Logic-based modeling of inflammatory macrophage cross talk with glomerular endothelial cells in diabetic kidney disease.

Diabetic kidney disease is a complication in one out of three patients with diabetes. Aberrant glucose metabolism in diabetes leads to structural and functional damage in glomerular tissue and a systemic inflammatory immune response. Complex cellular signaling is at the core of metabolic and functional derangement. Unfortunately, the mechanism underlying the role of inflammation in glomerular endothelial cell dysfunction during diabetic kidney disease is not fully understood. Mathematical models in systems biology allow the integration of experimental evidence and cellular signaling networks to understand mechanisms involved in disease progression. This study developed a logic-based ordinary differential equations model to study inflammatory cross talk between macrophages and glomerular endothelial cells during diabetic kidney disease progression using a protein signaling network stimulated with glucose and lipopolysaccharide. This modeling approach reduced the biological parameters needed to study signaling networks. The model was fitted to and validated against available biochemical data from in vitro experiments. The model identified mechanisms for dysregulated signaling in macrophages and glomerular endothelial cells during diabetic kidney disease. In addition, the influence of signaling interactions on glomerular endothelial cell morphology through selective knockdown and downregulation was investigated. Simulation results showed that partial knockdown of VEGF receptor 1, PLC-γ, adherens junction proteins, and calcium partially improved intercellular junction integrity between glomerular endothelial cells.
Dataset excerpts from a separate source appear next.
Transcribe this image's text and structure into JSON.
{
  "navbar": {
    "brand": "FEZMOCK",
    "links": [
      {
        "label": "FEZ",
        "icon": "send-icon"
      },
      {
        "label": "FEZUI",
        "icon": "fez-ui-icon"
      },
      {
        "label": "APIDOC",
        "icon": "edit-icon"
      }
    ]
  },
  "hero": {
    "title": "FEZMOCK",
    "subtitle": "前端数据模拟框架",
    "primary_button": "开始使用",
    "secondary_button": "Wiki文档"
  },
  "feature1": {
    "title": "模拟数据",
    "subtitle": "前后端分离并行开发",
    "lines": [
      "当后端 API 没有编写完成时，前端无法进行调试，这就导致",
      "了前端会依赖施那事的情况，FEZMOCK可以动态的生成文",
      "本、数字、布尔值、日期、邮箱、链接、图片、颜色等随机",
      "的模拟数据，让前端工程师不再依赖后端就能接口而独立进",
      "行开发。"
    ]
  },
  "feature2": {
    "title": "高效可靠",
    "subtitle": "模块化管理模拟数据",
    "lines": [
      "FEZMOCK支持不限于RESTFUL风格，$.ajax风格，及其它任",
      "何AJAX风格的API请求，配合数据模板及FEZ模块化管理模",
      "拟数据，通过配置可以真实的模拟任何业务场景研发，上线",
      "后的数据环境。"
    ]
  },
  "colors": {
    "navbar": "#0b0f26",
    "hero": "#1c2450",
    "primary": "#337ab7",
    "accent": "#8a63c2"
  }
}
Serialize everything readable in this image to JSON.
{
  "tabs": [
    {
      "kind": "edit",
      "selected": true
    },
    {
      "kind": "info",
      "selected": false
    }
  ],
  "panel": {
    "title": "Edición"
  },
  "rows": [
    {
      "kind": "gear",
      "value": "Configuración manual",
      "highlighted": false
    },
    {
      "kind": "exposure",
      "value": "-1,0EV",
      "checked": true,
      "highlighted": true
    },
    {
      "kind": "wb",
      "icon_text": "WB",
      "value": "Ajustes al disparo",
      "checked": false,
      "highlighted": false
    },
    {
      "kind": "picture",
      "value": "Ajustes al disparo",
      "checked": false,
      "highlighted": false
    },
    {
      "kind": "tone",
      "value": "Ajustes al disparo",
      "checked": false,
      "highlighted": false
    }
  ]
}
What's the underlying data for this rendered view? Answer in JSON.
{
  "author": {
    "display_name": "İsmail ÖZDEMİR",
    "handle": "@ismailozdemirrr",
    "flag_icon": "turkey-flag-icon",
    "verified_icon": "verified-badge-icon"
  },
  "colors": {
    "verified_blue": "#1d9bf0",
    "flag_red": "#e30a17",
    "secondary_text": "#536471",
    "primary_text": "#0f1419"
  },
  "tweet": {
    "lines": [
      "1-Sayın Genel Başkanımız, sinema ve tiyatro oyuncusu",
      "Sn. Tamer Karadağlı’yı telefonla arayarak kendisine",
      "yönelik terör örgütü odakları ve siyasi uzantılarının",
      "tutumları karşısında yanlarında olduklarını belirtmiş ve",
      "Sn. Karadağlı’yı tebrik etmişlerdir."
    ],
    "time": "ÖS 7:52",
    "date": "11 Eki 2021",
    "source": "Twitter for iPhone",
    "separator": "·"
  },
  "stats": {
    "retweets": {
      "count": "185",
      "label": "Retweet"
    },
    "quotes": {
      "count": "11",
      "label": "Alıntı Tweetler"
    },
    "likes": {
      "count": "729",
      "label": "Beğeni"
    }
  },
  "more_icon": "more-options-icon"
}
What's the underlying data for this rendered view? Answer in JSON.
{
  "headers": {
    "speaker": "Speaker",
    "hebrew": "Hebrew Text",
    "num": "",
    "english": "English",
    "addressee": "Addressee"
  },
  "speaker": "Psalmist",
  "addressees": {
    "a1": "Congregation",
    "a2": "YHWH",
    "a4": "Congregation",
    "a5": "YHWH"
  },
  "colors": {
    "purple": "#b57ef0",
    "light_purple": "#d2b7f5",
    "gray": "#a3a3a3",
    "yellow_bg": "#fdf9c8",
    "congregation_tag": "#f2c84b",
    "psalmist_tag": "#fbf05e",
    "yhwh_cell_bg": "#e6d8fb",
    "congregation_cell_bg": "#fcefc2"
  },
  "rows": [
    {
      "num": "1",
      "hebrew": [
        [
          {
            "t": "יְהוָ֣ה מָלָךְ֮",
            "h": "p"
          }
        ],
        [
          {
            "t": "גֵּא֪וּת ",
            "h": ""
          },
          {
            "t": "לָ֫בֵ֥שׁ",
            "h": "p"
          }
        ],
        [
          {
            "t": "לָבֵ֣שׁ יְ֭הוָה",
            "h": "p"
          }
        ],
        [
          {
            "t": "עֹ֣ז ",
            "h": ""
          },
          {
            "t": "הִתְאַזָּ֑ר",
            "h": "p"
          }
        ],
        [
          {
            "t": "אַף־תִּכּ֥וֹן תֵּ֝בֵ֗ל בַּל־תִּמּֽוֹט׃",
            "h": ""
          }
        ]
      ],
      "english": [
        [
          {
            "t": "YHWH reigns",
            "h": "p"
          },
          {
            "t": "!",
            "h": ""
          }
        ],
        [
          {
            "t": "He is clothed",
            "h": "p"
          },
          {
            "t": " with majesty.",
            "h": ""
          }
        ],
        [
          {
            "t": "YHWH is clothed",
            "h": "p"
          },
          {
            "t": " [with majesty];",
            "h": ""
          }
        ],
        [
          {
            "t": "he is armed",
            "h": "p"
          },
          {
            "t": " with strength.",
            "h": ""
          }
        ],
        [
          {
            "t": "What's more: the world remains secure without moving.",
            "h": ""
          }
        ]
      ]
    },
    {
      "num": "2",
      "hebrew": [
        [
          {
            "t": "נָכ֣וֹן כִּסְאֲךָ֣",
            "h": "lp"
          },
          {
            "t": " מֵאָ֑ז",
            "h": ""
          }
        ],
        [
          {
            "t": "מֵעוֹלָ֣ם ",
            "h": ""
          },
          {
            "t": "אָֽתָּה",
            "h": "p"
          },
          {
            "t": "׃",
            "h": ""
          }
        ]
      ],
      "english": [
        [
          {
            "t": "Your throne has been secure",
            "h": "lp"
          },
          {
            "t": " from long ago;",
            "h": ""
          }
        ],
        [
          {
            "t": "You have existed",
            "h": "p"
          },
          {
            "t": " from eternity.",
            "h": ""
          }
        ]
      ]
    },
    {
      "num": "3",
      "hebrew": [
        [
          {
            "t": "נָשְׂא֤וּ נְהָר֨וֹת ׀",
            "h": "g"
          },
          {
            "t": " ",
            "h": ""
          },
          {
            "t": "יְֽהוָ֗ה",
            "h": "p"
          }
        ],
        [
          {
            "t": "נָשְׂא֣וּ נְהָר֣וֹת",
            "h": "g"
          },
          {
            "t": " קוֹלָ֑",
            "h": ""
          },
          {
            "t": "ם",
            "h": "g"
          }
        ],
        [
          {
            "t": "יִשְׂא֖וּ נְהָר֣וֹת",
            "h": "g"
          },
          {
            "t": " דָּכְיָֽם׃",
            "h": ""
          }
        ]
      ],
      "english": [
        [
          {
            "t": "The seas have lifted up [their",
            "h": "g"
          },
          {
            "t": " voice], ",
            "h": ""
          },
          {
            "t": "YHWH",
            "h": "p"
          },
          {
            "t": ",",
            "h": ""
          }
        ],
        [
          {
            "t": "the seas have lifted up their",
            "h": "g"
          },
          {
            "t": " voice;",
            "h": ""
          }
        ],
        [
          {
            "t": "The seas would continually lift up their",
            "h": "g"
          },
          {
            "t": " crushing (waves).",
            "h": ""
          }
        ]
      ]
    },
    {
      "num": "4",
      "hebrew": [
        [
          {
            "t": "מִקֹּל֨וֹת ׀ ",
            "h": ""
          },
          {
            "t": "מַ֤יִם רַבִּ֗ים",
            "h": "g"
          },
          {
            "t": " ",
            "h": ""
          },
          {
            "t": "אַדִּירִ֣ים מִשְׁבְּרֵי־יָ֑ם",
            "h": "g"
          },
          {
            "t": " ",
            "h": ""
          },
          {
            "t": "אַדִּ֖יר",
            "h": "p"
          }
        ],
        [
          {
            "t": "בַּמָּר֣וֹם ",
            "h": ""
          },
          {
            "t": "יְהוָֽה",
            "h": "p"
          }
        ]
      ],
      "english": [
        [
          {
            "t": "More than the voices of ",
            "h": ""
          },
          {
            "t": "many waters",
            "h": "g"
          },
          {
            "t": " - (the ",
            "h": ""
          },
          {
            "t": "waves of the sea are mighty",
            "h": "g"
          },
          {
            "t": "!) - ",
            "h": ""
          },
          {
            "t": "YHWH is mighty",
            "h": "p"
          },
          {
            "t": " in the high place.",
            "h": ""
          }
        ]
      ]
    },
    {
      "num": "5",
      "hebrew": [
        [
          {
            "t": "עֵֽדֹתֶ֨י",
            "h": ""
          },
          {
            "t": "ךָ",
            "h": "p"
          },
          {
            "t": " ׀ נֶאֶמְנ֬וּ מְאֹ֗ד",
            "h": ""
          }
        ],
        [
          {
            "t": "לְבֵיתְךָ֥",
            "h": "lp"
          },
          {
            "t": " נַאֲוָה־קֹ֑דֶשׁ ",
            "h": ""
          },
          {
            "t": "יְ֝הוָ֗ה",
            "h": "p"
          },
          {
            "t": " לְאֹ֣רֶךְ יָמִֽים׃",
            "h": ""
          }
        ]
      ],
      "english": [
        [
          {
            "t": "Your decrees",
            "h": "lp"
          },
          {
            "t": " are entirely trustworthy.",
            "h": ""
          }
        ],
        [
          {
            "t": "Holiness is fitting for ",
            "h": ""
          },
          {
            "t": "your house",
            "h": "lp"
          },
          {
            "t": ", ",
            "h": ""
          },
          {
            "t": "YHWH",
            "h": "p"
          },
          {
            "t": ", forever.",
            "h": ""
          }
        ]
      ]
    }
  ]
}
These findings contribute to understanding of signaling and molecular perturbations that affect glomerular endothelial cells in the early stage of diabetic kidney disease. This work provides a novel analysis of signaling cross talk between macrophages and glomerular endothelial cells in the early stage of diabetic kidney disease. A logic-based mathematical modeling approach identified vital signaling molecules and interactions that regulate glucose-mediated inflammation in glomerular endothelial cells and cause endothelial dysfunction in the diabetic kidney. Simulated interactions among vascular endothelial growth factor receptor 1, nitric oxide, and calcium significantly affected the intercellular junction proteins between glomerular endothelial cells.